Friday, June 20, 2008

All Choked Up and Nowhere to Go

Wendi!

Ok, first of all? I cannot believe I was not invited to your Domestic Partnership ceremony at the local post office. I mean granted I am like thousands of miles away, but still. This is momentous! And even though you probaby just wore your typical DP uniform of tank top, brown pants, and brown boots, please tell me you at least made the effort to wear your water bra. Until I hear confirmation of this, I will choose to believe it was so.

As you know, Minister, I have commenced my wedding planning with ringless elation. I am trying to take it slow, as we still have over a year before the big day, and I want to savor each and every bullet point and tickbox on TheKnot.com's wedding planning calendar and interactive checklist. But I have a confession. And now that you're going to be our minister, you will hear my confession, right?

I just spent about an hour poring over four - count 'em - four online wedding-related photo albums for a couple I don't even know. A cute young couple from Illinois. The bride went to high school with my cousin/maid-of-honor-to-be, and so my cuz forwarded me the link in case I'd be inspired by their tasteful fall nuptials. I started with the wedding album, since it was the only one that was relevant to me. But it sucked me in. Easily. So I went back and watched all four of the albums in order, witnessing their photographic journey from engagement to wedding to reception to honeymoon. Although I felt like a bit of a voyeur during the honeymoon slideshow, so I washed the dishes. But I still let it play. And I still got choked up. Choked up looking at photos of a relationship and wedding of people I don't even know!

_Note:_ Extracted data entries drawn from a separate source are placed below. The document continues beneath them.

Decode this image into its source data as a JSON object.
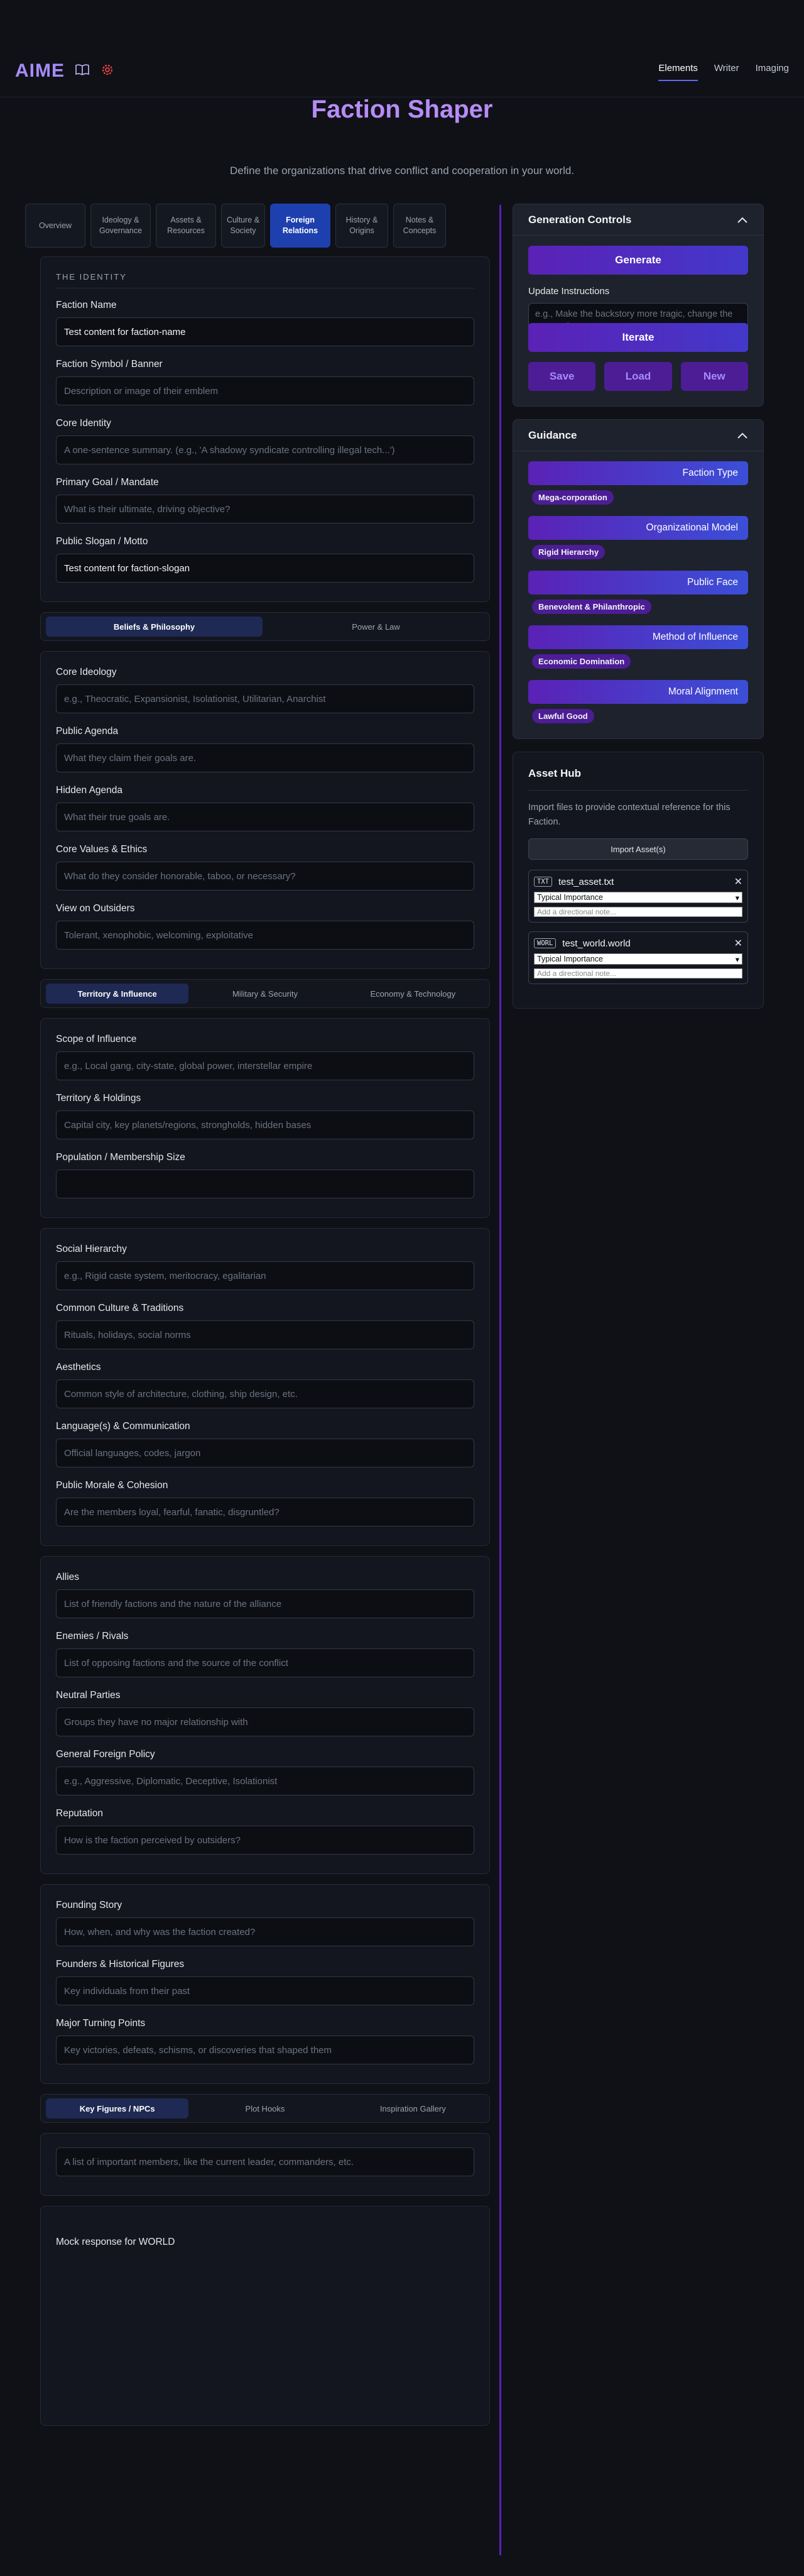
{
  "app": {
    "logo": "AIME"
  },
  "nav": {
    "items": [
      "Elements",
      "Writer",
      "Imaging"
    ],
    "active": "Elements"
  },
  "page": {
    "title": "Faction Shaper",
    "subtitle": "Define the organizations that drive conflict and cooperation in your world."
  },
  "main_tabs": [
    "Overview",
    "Ideology & Governance",
    "Assets & Resources",
    "Culture & Society",
    "Foreign Relations",
    "History & Origins",
    "Notes & Concepts"
  ],
  "active_tab": "Foreign Relations",
  "identity": {
    "section_label": "THE IDENTITY",
    "fields": [
      {
        "label": "Faction Name",
        "value": "Test content for faction-name",
        "placeholder": ""
      },
      {
        "label": "Faction Symbol / Banner",
        "value": "",
        "placeholder": "Description or image of their emblem"
      },
      {
        "label": "Core Identity",
        "value": "",
        "placeholder": "A one-sentence summary. (e.g., 'A shadowy syndicate controlling illegal tech...')"
      },
      {
        "label": "Primary Goal / Mandate",
        "value": "",
        "placeholder": "What is their ultimate, driving objective?"
      },
      {
        "label": "Public Slogan / Motto",
        "value": "Test content for faction-slogan",
        "placeholder": ""
      }
    ]
  },
  "subtabs1": {
    "items": [
      "Beliefs & Philosophy",
      "Power & Law"
    ],
    "active": 0
  },
  "beliefs": {
    "fields": [
      {
        "label": "Core Ideology",
        "placeholder": "e.g., Theocratic, Expansionist, Isolationist, Utilitarian, Anarchist"
      },
      {
        "label": "Public Agenda",
        "placeholder": "What they claim their goals are."
      },
      {
        "label": "Hidden Agenda",
        "placeholder": "What their true goals are."
      },
      {
        "label": "Core Values & Ethics",
        "placeholder": "What do they consider honorable, taboo, or necessary?"
      },
      {
        "label": "View on Outsiders",
        "placeholder": "Tolerant, xenophobic, welcoming, exploitative"
      }
    ]
  },
  "subtabs2": {
    "items": [
      "Territory & Influence",
      "Military & Security",
      "Economy & Technology"
    ],
    "active": 0
  },
  "territory": {
    "fields": [
      {
        "label": "Scope of Influence",
        "placeholder": "e.g., Local gang, city-state, global power, interstellar empire"
      },
      {
        "label": "Territory & Holdings",
        "placeholder": "Capital city, key planets/regions, strongholds, hidden bases"
      },
      {
        "label": "Population / Membership Size",
        "placeholder": ""
      }
    ]
  },
  "culture": {
    "fields": [
      {
        "label": "Social Hierarchy",
        "placeholder": "e.g., Rigid caste system, meritocracy, egalitarian"
      },
      {
        "label": "Common Culture & Traditions",
        "placeholder": "Rituals, holidays, social norms"
      },
      {
        "label": "Aesthetics",
        "placeholder": "Common style of architecture, clothing, ship design, etc."
      },
      {
        "label": "Language(s) & Communication",
        "placeholder": "Official languages, codes, jargon"
      },
      {
        "label": "Public Morale & Cohesion",
        "placeholder": "Are the members loyal, fearful, fanatic, disgruntled?"
      }
    ]
  },
  "relations": {
    "fields": [
      {
        "label": "Allies",
        "placeholder": "List of friendly factions and the nature of the alliance"
      },
      {
        "label": "Enemies / Rivals",
        "placeholder": "List of opposing factions and the source of the conflict"
      },
      {
        "label": "Neutral Parties",
        "placeholder": "Groups they have no major relationship with"
      },
      {
        "label": "General Foreign Policy",
        "placeholder": "e.g., Aggressive, Diplomatic, Deceptive, Isolationist"
      },
      {
        "label": "Reputation",
        "placeholder": "How is the faction perceived by outsiders?"
      }
    ]
  },
  "history": {
    "fields": [
      {
        "label": "Founding Story",
        "placeholder": "How, when, and why was the faction created?"
      },
      {
        "label": "Founders & Historical Figures",
        "placeholder": "Key individuals from their past"
      },
      {
        "label": "Major Turning Points",
        "placeholder": "Key victories, defeats, schisms, or discoveries that shaped them"
      }
    ]
  },
  "subtabs3": {
    "items": [
      "Key Figures / NPCs",
      "Plot Hooks",
      "Inspiration Gallery"
    ],
    "active": 0
  },
  "figures": {
    "placeholder": "A list of important members, like the current leader, commanders, etc."
  },
  "mock_response": "Mock response for WORLD",
  "generation": {
    "title": "Generation Controls",
    "generate": "Generate",
    "update_label": "Update Instructions",
    "update_placeholder": "e.g., Make the backstory more tragic, change the occupation to \"Sorcerer\"...",
    "iterate": "Iterate",
    "save": "Save",
    "load": "Load",
    "new": "New"
  },
  "guidance": {
    "title": "Guidance",
    "items": [
      {
        "button": "Faction Type",
        "value": "Mega-corporation"
      },
      {
        "button": "Organizational Model",
        "value": "Rigid Hierarchy"
      },
      {
        "button": "Public Face",
        "value": "Benevolent & Philanthropic"
      },
      {
        "button": "Method of Influence",
        "value": "Economic Domination"
      },
      {
        "button": "Moral Alignment",
        "value": "Lawful Good"
      }
    ]
  },
  "assets": {
    "title": "Asset Hub",
    "description": "Import files to provide contextual reference for this Faction.",
    "import": "Import Asset(s)",
    "items": [
      {
        "type": "TXT",
        "name": "test_asset.txt",
        "importance": "Typical Importance",
        "note_placeholder": "Add a directional note..."
      },
      {
        "type": "WORL",
        "name": "test_world.world",
        "importance": "Typical Importance",
        "note_placeholder": "Add a directional note..."
      }
    ]
  },
  "colors": {
    "accent": "#a78bfa",
    "primary": "#1e40af",
    "purple": "#5b21b6"
  }
}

Is that weird?

I have realized, and come to accept, that the closer I get to realizing my lifelong dream of being a bride, the more emotional I get about weddings. Real weddings, TV weddings, "My Big Fat Greek Wedding." I watched that one for the umpteenth time a couple weeks ago - even before the BF and I had set the date - and while I always used to choke up when the parents give that cute Nia Vardalos and Aidan (I'm sorry, but he will always be Aidan to me) a house, the other day? Tears. Streaming down my face.

And just yesterday I watched a video news clip of two lesbians, aged 84 and 87, who'd been together for 55 years, tie the knot (legally! yay!) in San Fransisco. They were totally composed and adorable. I was crying like a baby.

So there. I said it. I have become a voyeuristic crybaby wedding nut. Let's move on.